Ксюта уронила голову на грудь, выдавила:

— Стыдно мне было.

Тихон Тихонович даже вспотел от негодования.

— Интересно получатся. Сказать, кто отец, стыдно, а соврать про меня, оговорить, не глядя на возраст, не стыдно. Кто отец? Фамилию назови!

— Не знаю я его фамилие, — с тоской ответила Ксюта. — И имени не знаю. Ничо не знаю.

Ягодный уполномоченный обвел помрачившимися глазами свидетелей и сказал:

— А ну, выйдите, товарищи. Мы с Ксютой сами во всем разберемся.

Врач с видимым облегчением, а кладовщица с явной неохотой вышли.

— Это чо же, изнасиловали тебя, чо ли? — совсем тихо спросил ягодный уполномоченный, от гнева переходя к жалости.

— Нет. По доброй воле я. Он не виноватый.

— Он, он… А кто он? Ангел небесный или черт прелестный? — снова закипятился ягодный уполномоченный.

— Не пытайте, Тихон Тихонович, — тупо глядя в одну точку, проговорила Ксюта.

Ребенок запищал.

— Отвернитесь, Тихон Тихонович. Покормить надо.

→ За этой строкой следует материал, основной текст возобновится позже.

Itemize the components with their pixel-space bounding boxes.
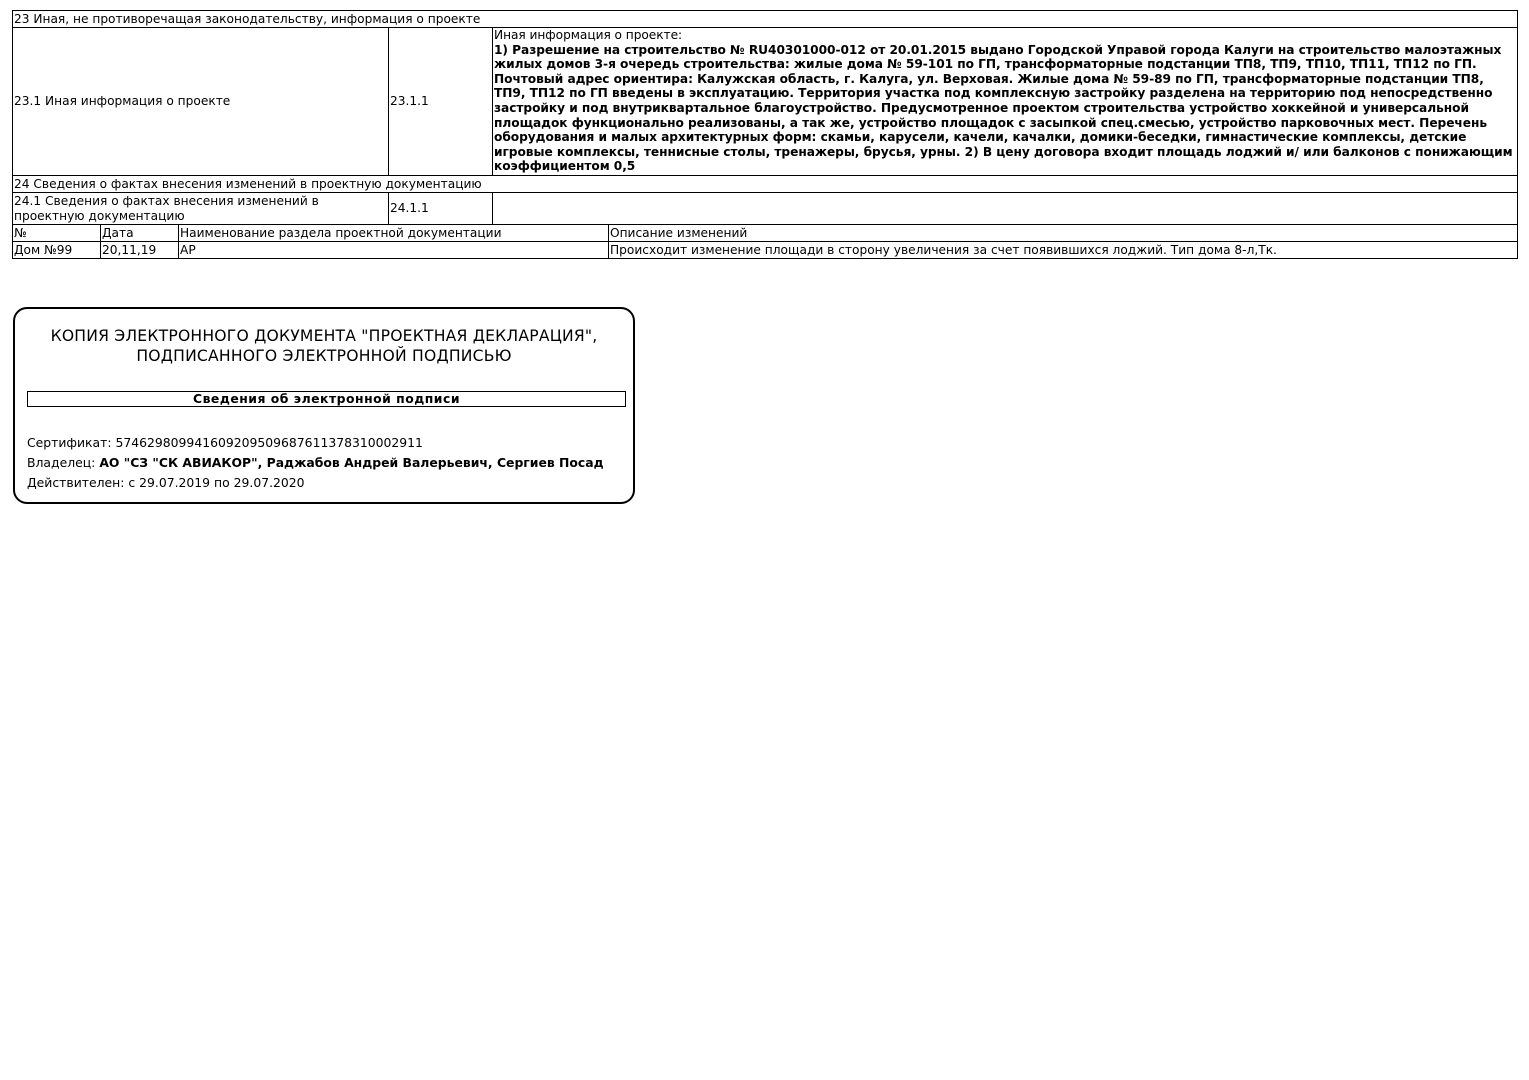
- column-header-date: Дата: [101, 225, 179, 242]
- section-24-1-row: [13, 193, 1518, 225]
- section-23-1-value: [493, 28, 1518, 176]
- changes-table: [12, 224, 1518, 259]
- section-24-header-row: [13, 176, 1518, 193]
- stamp-title-line-2: ПОДПИСАННОГО ЭЛЕКТРОННОЙ ПОДПИСЬЮ: [136, 347, 512, 365]
- section-23-header-row: [13, 11, 1518, 28]
- signature-info-heading: Сведения об электронной подписи: [27, 391, 626, 407]
- column-header-number: №: [13, 225, 101, 242]
- section-24-1-label: 24.1 Сведения о фактах внесения изменений в проектную документацию: [13, 193, 389, 225]
- stamp-title: [15, 326, 633, 366]
- stamp-title-line-1: КОПИЯ ЭЛЕКТРОННОГО ДОКУМЕНТА "ПРОЕКТНАЯ ДЕКЛАРАЦИЯ",: [50, 327, 598, 345]
- certificate-value: 574629809941609209509687611378310002911: [115, 435, 423, 450]
- column-header-section-name: Наименование раздела проектной документации: [179, 225, 609, 242]
- cell-date: 20,11,19: [101, 242, 179, 259]
- section-23-1-label: 23.1 Иная информация о проекте: [13, 28, 389, 176]
- validity-line: [27, 475, 305, 490]
- cell-section-name: АР: [179, 242, 609, 259]
- info-body: 1) Разрешение на строительство № RU40301000-012 от 20.01.2015 выдано Городской Управой города Калуги на строительство малоэтажных жилых домов 3-я очередь строительства: жилые дома № 59-101 по ГП, трансформаторные подстанции ТП8, ТП9, ТП10, ТП11, ТП12 по ГП. Почтовый адрес ориентира: Калужская область, г. Калуга, ул. Верховая. Жилые дома № 59-89 по ГП, трансформаторные подстанции ТП8, ТП9, ТП12 по ГП введены в эксплуатацию. Территория участка под комплексную застройку разделена на территорию под непосредственно застройку и под внутриквартальное благоустройство. Предусмотренное проектом строительства устройство хоккейной и универсальной площадок функционально реализованы, а так же, устройство площадок с засыпкой спец.смесью, устройство парковочных мест. Перечень оборудования и малых архитектурных форм: скамьи, карусели, качели, качалки, домики-беседки, гимнастические комплексы, детские игровые комплексы, теннисные столы, тренажеры, брусья, урны. 2) В цену договора входит площадь лоджий и/ или балконов с понижающим коэффициентом 0,5: [494, 42, 1513, 174]
- declaration-table: [12, 10, 1518, 225]
- section-23-1-row: [13, 28, 1518, 176]
- section-23-header: 23 Иная, не противоречащая законодательству, информация о проекте: [13, 11, 1518, 28]
- column-header-description: Описание изменений: [609, 225, 1518, 242]
- electronic-signature-stamp: [13, 307, 635, 504]
- section-23-1-code: 23.1.1: [389, 28, 493, 176]
- validity-label: Действителен:: [27, 475, 125, 490]
- info-title: Иная информация о проекте:: [494, 28, 683, 42]
- owner-label: Владелец:: [27, 455, 96, 470]
- validity-value: с 29.07.2019 по 29.07.2020: [128, 475, 305, 490]
- certificate-label: Сертификат:: [27, 435, 112, 450]
- owner-value: АО "СЗ "СК АВИАКОР", Раджабов Андрей Валерьевич, Сергиев Посад: [99, 455, 604, 470]
- cell-description: Происходит изменение площади в сторону увеличения за счет появившихся лоджий. Тип дома 8-л,Тк.: [609, 242, 1518, 259]
- section-24-header: 24 Сведения о фактах внесения изменений в проектную документацию: [13, 176, 1518, 193]
- declaration-sheet: [12, 10, 1517, 259]
- cell-number: Дом №99: [13, 242, 101, 259]
- table-row: [13, 242, 1518, 259]
- changes-table-header-row: [13, 225, 1518, 242]
- owner-line: [27, 455, 604, 470]
- section-24-1-value: [493, 193, 1518, 225]
- section-24-1-code: 24.1.1: [389, 193, 493, 225]
- certificate-line: [27, 435, 423, 450]
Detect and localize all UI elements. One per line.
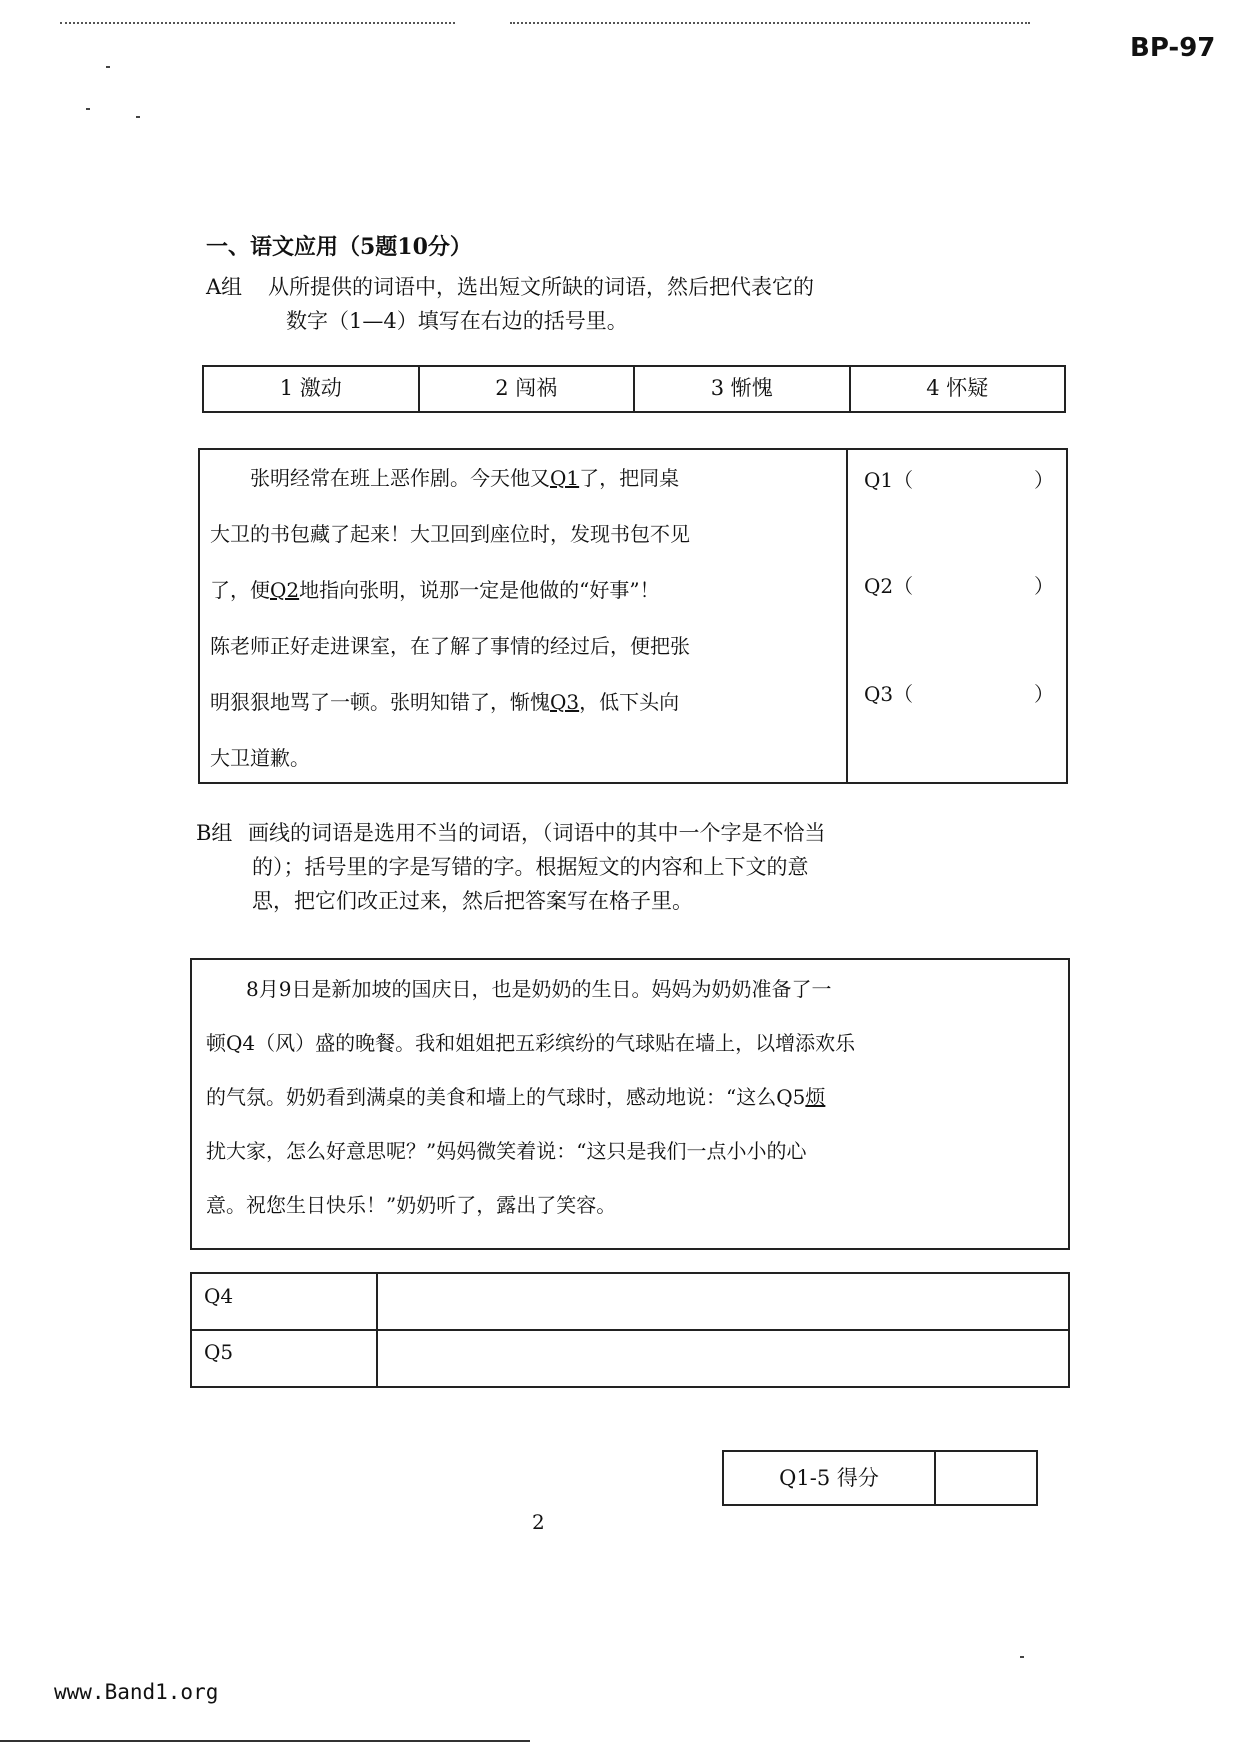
passage-a-line: 大卫道歉。 (210, 746, 310, 770)
score-box (722, 1450, 1038, 1506)
passage-a-line: 陈老师正好走进课室，在了解了事情的经过后，便把张 (210, 634, 690, 658)
word-choice-2: 2 闯祸 (420, 367, 636, 411)
passage-b-line: 顿Q4（风）盛的晚餐。我和姐姐把五彩缤纷的气球贴在墙上，以增添欢乐 (206, 1031, 856, 1055)
answer-table (190, 1272, 1070, 1388)
underlined-word-q5: 烦 (805, 1085, 826, 1109)
word-choice-table (202, 365, 1066, 413)
scan-speck (1020, 1656, 1024, 1658)
score-label: Q1-5 得分 (724, 1452, 936, 1504)
answer-q2[interactable]: Q2（ ） (864, 574, 1054, 598)
blank-q2: Q2 (270, 578, 300, 602)
passage-b-line: 的气氛。奶奶看到满桌的美食和墙上的气球时，感动地说：“这么Q5烦 (206, 1085, 826, 1109)
passage-a (210, 450, 832, 786)
group-b-line-3: 思，把它们改正过来，然后把答案写在格子里。 (252, 889, 693, 913)
passage-a-box (198, 448, 1068, 784)
passage-b-line: 扰大家，怎么好意思呢？”妈妈微笑着说：“这只是我们一点小小的心 (206, 1139, 807, 1163)
answer-row-label: Q5 (204, 1340, 234, 1364)
passage-b-line: 意。祝您生日快乐！”奶奶听了，露出了笑容。 (206, 1193, 617, 1217)
scan-speck (106, 66, 110, 68)
blank-q3: Q3 (550, 690, 580, 714)
answer-row-label: Q4 (204, 1284, 234, 1308)
page-number: 2 (532, 1510, 545, 1534)
footer-line (0, 1740, 530, 1742)
passage-a-line: 明狠狠地骂了一顿。张明知错了，惭愧Q3，低下头向 (210, 690, 680, 714)
passage-a-line: 大卫的书包藏了起来！大卫回到座位时，发现书包不见 (210, 522, 690, 546)
answer-row-q5[interactable] (192, 1330, 1068, 1385)
group-a-instructions (206, 270, 1006, 338)
group-b-tag: B组 (196, 821, 233, 845)
word-choice-3: 3 惭愧 (635, 367, 851, 411)
answer-q1[interactable]: Q1（ ） (864, 468, 1054, 492)
word-choice-4: 4 怀疑 (926, 376, 989, 400)
passage-b (206, 962, 1056, 1232)
answer-column-divider (846, 450, 848, 782)
group-a-line-2: 数字（1—4）填写在右边的括号里。 (286, 309, 628, 333)
group-a-tag: A组 (206, 275, 243, 299)
passage-b-box (190, 958, 1070, 1250)
passage-a-line: 张明经常在班上恶作剧。今天他又Q1了，把同桌 (250, 466, 680, 490)
scan-speck (136, 116, 140, 118)
document-code: BP-97 (1130, 33, 1216, 63)
group-b-instructions (196, 816, 1026, 918)
scan-artifact (60, 22, 455, 24)
blank-q1: Q1 (550, 466, 580, 490)
passage-b-line: 8月9日是新加坡的国庆日，也是奶奶的生日。妈妈为奶奶准备了一 (246, 977, 832, 1001)
group-b-line-2: 的）；括号里的字是写错的字。根据短文的内容和上下文的意 (252, 855, 809, 879)
answer-row-q4[interactable] (192, 1274, 1068, 1331)
section-title: 一、语文应用（5题10分） (206, 234, 472, 260)
scan-artifact (510, 22, 1030, 24)
website-footer: www.Band1.org (54, 1680, 219, 1704)
answer-q3[interactable]: Q3（ ） (864, 682, 1054, 706)
scan-speck (86, 108, 90, 110)
passage-a-line: 了，便Q2地指向张明，说那一定是他做的“好事”！ (210, 578, 660, 602)
word-choice-1: 1 激动 (204, 367, 420, 411)
answer-table-divider (376, 1274, 378, 1386)
group-a-line-1: 从所提供的词语中，选出短文所缺的词语，然后把代表它的 (268, 275, 814, 299)
group-b-line-1: 画线的词语是选用不当的词语，（词语中的其中一个字是不恰当 (248, 821, 826, 845)
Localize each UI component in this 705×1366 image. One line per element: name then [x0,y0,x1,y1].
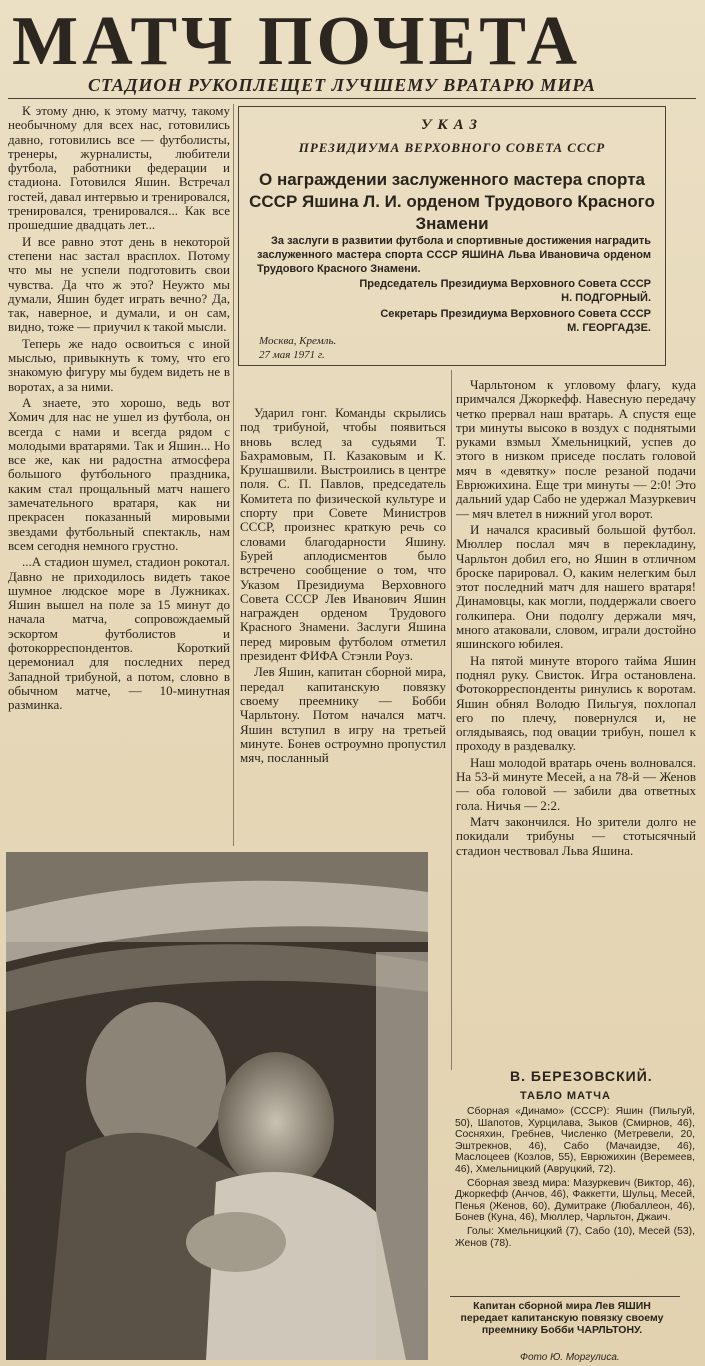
photo-yashin-charlton [6,852,428,1360]
decree-place: Москва, Кремль. [259,335,337,347]
paragraph: Ударил гонг. Команды скрылись под трибуной, чтобы появиться вновь вслед за судьями Т. Бахрамовым, П. Казаковым и К. Крушашвили. Выстроились в центре поля. С. П. Павлов, председатель Комитета по физической культуре и спорту при Совете Министров СССР, произнес краткую речь со словами благодарности Яшину. Бурей аплодисментов было встречено сообщение о том, что Указом Президиума Верховного Совета СССР Лев Иванович Яшин награжден орденом Трудового Красного Знамени. Заслуги Яшина перед мировым футболом отметил президент ФИФА Стэнли Роуз. [240,406,446,664]
paragraph: Теперь же надо освоиться с иной мыслью, привыкнуть к тому, что его знакомую фигуру мы будем видеть не в воротах, а за ними. [8,335,230,394]
decree-chairman-name: Н. ПОДГОРНЫЙ. [561,292,651,304]
decree-presidium: ПРЕЗИДИУМА ВЕРХОВНОГО СОВЕТА СССР [298,140,606,155]
paragraph: И все равно этот день в некоторой степени нас застал врасплох. Потому что мы не успели подготовить свои чувства. Да что ж это? Неужто мы думали, Яшин будет играть вечно? Да, так, наверное, и думали, и он сам, видно, тоже — приучил к такой мысли. [8,233,230,335]
lineup-dynamo: Сборная «Динамо» (СССР): Яшин (Пильгуй, 50), Шапотов, Хурцилава, Зыков (Смирнов, 46), Сосняхин, Гребнев, Численко (Метревели, 20, Эштрекнов, 46), Сабо (Мачаидзе, 46), Маслоцеев (Козлов, 55), Еврюжихин (Веремеев, 46), Хмельницкий (Авруцкий, 72). [455,1106,695,1175]
decree-secretary-name: М. ГЕОРГАДЗЕ. [567,322,651,334]
article-column-2 [240,406,446,846]
decree-secretary-title: Секретарь Президиума Верховного Совета СССР [380,308,651,320]
photo-credit: Фото Ю. Моргулиса. [520,1352,620,1363]
headline: МАТЧ ПОЧЕТА [12,3,581,80]
article-column-1 [8,104,230,846]
paragraph: На пятой минуте второго тайма Яшин поднял руку. Свисток. Игра остановлена. Фотокорреспонденты ринулись к воротам. Яшин обнял Володю Пильгуя, похлопал его по плечу, повернулся и, не оглядываясь, под овации трибун, пошел к проходу в раздевалку. [456,652,696,754]
column-divider-1 [233,104,234,846]
match-scoreboard [455,1106,695,1251]
paragraph: К этому дню, к этому матчу, такому необычному для всех нас, готовились давно, готовились все — футболисты, тренеры, журналисты, любители футбола, работники федерации и стадиона. Готовился Яшин. Встречал гостей, давал интервью и тренировался, тренировался, тренировался... Как все прошедшие двадцать лет... [8,104,230,233]
decree-chairman-title: Председатель Президиума Верховного Совета СССР [359,278,651,290]
photo-caption: Капитан сборной мира Лев ЯШИН передает капитанскую повязку своему преемнику Бобби ЧАРЛЬТОНУ. [460,1300,664,1336]
decree-ukaz: УКАЗ [420,117,484,133]
paragraph: Наш молодой вратарь очень волновался. На 53-й минуте Месей, а на 78-й — Женов — оба головой — забили два ответных гола. Ничья — 2:2. [456,754,696,813]
photo-illustration [6,852,428,1360]
caption-rule [450,1296,680,1297]
decree-text: За заслуги в развитии футбола и спортивные достижения наградить заслуженного мастера спорта СССР ЯШИНА Льва Ивановича орденом Трудового Красного Знамени. [257,235,651,275]
decree-date: 27 мая 1971 г. [259,349,325,361]
paragraph: И начался красивый большой футбол. Мюллер послал мяч в перекладину, Чарльтон добил его, но Яшин в отличном броске парировал. О, каким нелегким был этот последний матч для нашего вратаря! Динамовцы, как могли, поддержали своего голкипера. Они подолгу держали мяч, много атаковали, словом, играли достойно яшинского юбилея. [456,521,696,652]
paragraph: Лев Яшин, капитан сборной мира, передал капитанскую повязку своему преемнику — Бобби Чарльтону. Потом начался матч. Яшин вступил в игру на третьей минуте. Бонев остроумно пропустил мяч, посланный [240,664,446,766]
paragraph: Чарльтоном к угловому флагу, куда примчался Джоркефф. Навесную передачу четко прервал наш вратарь. А спустя еще три минуты высоко в воздух с поднятыми руками взмыл Хмельницкий, успев до этого в низком приседе послать головой мяч в «девятку» после резаной подачи Еврюжихина. Еще три минуты — 2:0! Это дальний удар Сабо не удержал Мазуркевич — мяч влетел в нижний угол ворот. [456,378,696,521]
paragraph: Матч закончился. Но зрители долго не покидали трибуны — стотысячный стадион чествовал Льва Яшина. [456,813,696,858]
paragraph: ...А стадион шумел, стадион рокотал. Давно не приходилось видеть такое шумное людское море в Лужниках. Яшин вышел на поле за 15 минут до начала матча, сопровождаемый эскортом футболистов и фотокорреспондентов. Короткий церемониал для последних перед Западной трибуной, а потом, словно в обычном матче, — 10-минутная разминка. [8,554,230,713]
article-column-3 [456,378,696,1066]
decree-title: О награждении заслуженного мастера спорта СССР Яшина Л. И. орденом Трудового Красного Знамени [249,170,655,233]
column-divider-2 [451,370,452,1070]
decree-box [238,106,666,366]
paragraph: А знаете, это хорошо, ведь вот Хомич для нас не ушел из футбола, он всегда с нами и всегда рядом с молодыми вратарями. Так и Яшин... Но все же, как ни радостна атмосфера большого футбольного праздника, каким стал прощальный матч нашего замечательного вратаря, как ни прекрасен показанный мировыми звездами футбольный спектакль, нам всем сегодня немного грустно. [8,394,230,553]
author-signature: В. БЕРЕЗОВСКИЙ. [510,1068,653,1084]
goals: Голы: Хмельницкий (7), Сабо (10), Месей (53), Женов (78). [455,1225,695,1249]
lineup-world: Сборная звезд мира: Мазуркевич (Виктор, 46), Джоркефф (Анчов, 46), Факкетти, Шульц, Месей, Пенья (Женов, 60), Думитраке (Любаллеон, 46), Бонев (Куна, 46), Мюллер, Чарльтон, Джаич. [455,1177,695,1224]
subheadline: СТАДИОН РУКОПЛЕЩЕТ ЛУЧШЕМУ ВРАТАРЮ МИРА [88,75,596,95]
match-scoreboard-title: ТАБЛО МАТЧА [520,1090,611,1102]
headline-rule [8,98,696,99]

Тихон Тихонович, что-то пробурчав, отошел к окну, стал колупать известку под чмоканье младенца, доносившееся за его спиной.

— Ты мне, Ксюта, выкладывай по-хорошему, чистую правду, раз ты меня в папаши произвела, — сказал он, не оборачиваясь.

— А вы Иван Кузьмичу не скажете? — испуганно взметнулись ресницы Ксюты.

— Это уж я сам решу, — передернулась спина ягодного уполномоченного.

— Нет, вы сперва пообещайтесь…

— Ничо те обещать не буду. Как лучше, так и сделаю.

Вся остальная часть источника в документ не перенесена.